Ah, just in time for Christmas: winter heating bills going through the metaphorical roof.
Especially here in the Midwest.
With prices surging worldwide for heating oil, natural gas and other fuels, the U.S. government said Wednesday it expects households to see their heating bills jump as much as 54% compared to last winter.
Nearly half the homes in the U.S. use natural gas for heat, and they could pay an average $746 this winter, 30% more than a year ago. Those in the Midwest could get particularly pinched, with bills up an estimated 49%, and this could be the most expensive winter for natural-gas heated homes since 2008-2009.
The second-most used heating source for homes is electricity, making up 41% of the country, and those households could see a more modest 6% increase to $1,268. Homes using heating oil, which make up 4% of the country, could see a 43% increase — more than $500 — to $1,734. The sharpest increases are likely for homes that use propane, which account for 5% of U.S. households.

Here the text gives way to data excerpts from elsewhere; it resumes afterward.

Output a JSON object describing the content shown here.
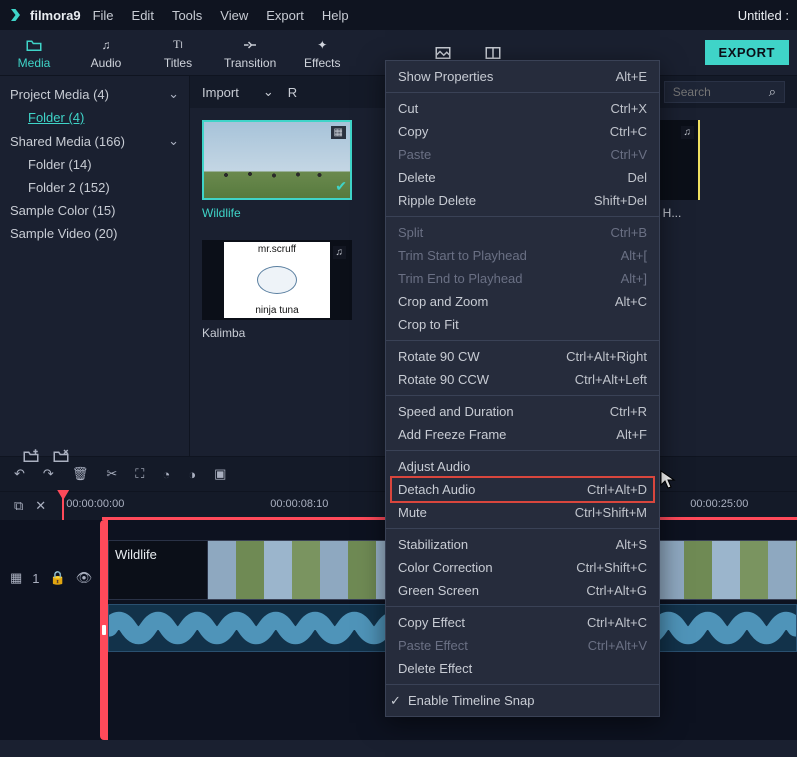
{
  "titlebar": {
    "app_name": "filmora9",
    "menu": [
      "File",
      "Edit",
      "Tools",
      "View",
      "Export",
      "Help"
    ],
    "project": "Untitled :"
  },
  "toolbar": {
    "tabs": [
      {
        "id": "media",
        "label": "Media"
      },
      {
        "id": "audio",
        "label": "Audio"
      },
      {
        "id": "titles",
        "label": "Titles"
      },
      {
        "id": "transition",
        "label": "Transition"
      },
      {
        "id": "effects",
        "label": "Effects"
      }
    ],
    "export": "EXPORT"
  },
  "sidebar": {
    "items": [
      {
        "label": "Project Media (4)",
        "expandable": true
      },
      {
        "label": "Folder (4)",
        "link": true,
        "indent": true
      },
      {
        "label": "Shared Media (166)",
        "expandable": true
      },
      {
        "label": "Folder (14)",
        "indent": true
      },
      {
        "label": "Folder 2 (152)",
        "indent": true
      },
      {
        "label": "Sample Color (15)"
      },
      {
        "label": "Sample Video (20)"
      }
    ]
  },
  "content": {
    "import": "Import",
    "record": "R",
    "search_placeholder": "Search",
    "thumbs": [
      {
        "label": "Wildlife",
        "selected": true,
        "kind": "video"
      },
      {
        "label": "xen H...",
        "kind": "audio"
      },
      {
        "label": "Kalimba",
        "kind": "audio",
        "art": {
          "top": "mr.scruff",
          "bottom": "ninja tuna"
        }
      }
    ]
  },
  "context_menu": {
    "groups": [
      [
        {
          "label": "Show Properties",
          "shortcut": "Alt+E"
        }
      ],
      [
        {
          "label": "Cut",
          "shortcut": "Ctrl+X"
        },
        {
          "label": "Copy",
          "shortcut": "Ctrl+C"
        },
        {
          "label": "Paste",
          "shortcut": "Ctrl+V",
          "disabled": true
        },
        {
          "label": "Delete",
          "shortcut": "Del"
        },
        {
          "label": "Ripple Delete",
          "shortcut": "Shift+Del"
        }
      ],
      [
        {
          "label": "Split",
          "shortcut": "Ctrl+B",
          "disabled": true
        },
        {
          "label": "Trim Start to Playhead",
          "shortcut": "Alt+[",
          "disabled": true
        },
        {
          "label": "Trim End to Playhead",
          "shortcut": "Alt+]",
          "disabled": true
        },
        {
          "label": "Crop and Zoom",
          "shortcut": "Alt+C"
        },
        {
          "label": "Crop to Fit"
        }
      ],
      [
        {
          "label": "Rotate 90 CW",
          "shortcut": "Ctrl+Alt+Right"
        },
        {
          "label": "Rotate 90 CCW",
          "shortcut": "Ctrl+Alt+Left"
        }
      ],
      [
        {
          "label": "Speed and Duration",
          "shortcut": "Ctrl+R"
        },
        {
          "label": "Add Freeze Frame",
          "shortcut": "Alt+F"
        }
      ],
      [
        {
          "label": "Adjust Audio"
        },
        {
          "label": "Detach Audio",
          "shortcut": "Ctrl+Alt+D",
          "highlight": true
        },
        {
          "label": "Mute",
          "shortcut": "Ctrl+Shift+M"
        }
      ],
      [
        {
          "label": "Stabilization",
          "shortcut": "Alt+S"
        },
        {
          "label": "Color Correction",
          "shortcut": "Ctrl+Shift+C"
        },
        {
          "label": "Green Screen",
          "shortcut": "Ctrl+Alt+G"
        }
      ],
      [
        {
          "label": "Copy Effect",
          "shortcut": "Ctrl+Alt+C"
        },
        {
          "label": "Paste Effect",
          "shortcut": "Ctrl+Alt+V",
          "disabled": true
        },
        {
          "label": "Delete Effect"
        }
      ],
      [
        {
          "label": "Enable Timeline Snap",
          "checked": true
        }
      ]
    ]
  },
  "timeline": {
    "ruler": [
      "00:00:00:00",
      "00:00:08:10",
      "00:00:25:00"
    ],
    "clip_label": "Wildlife",
    "track_number": "1"
  }
}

This last is critical, as propane is essential for the invisible rural poor--certainly in northern Michigan. And because the rural poor do not register at all in the national consciousness, there are looming threats to the propane supply courtesy of the State government. However, Justin Trudeau (!) may be able to rescue rural Michiganders.
Just another reason I'm glad my propane-reliant parents winter in an Arizona camper and not in the Great Lakes State.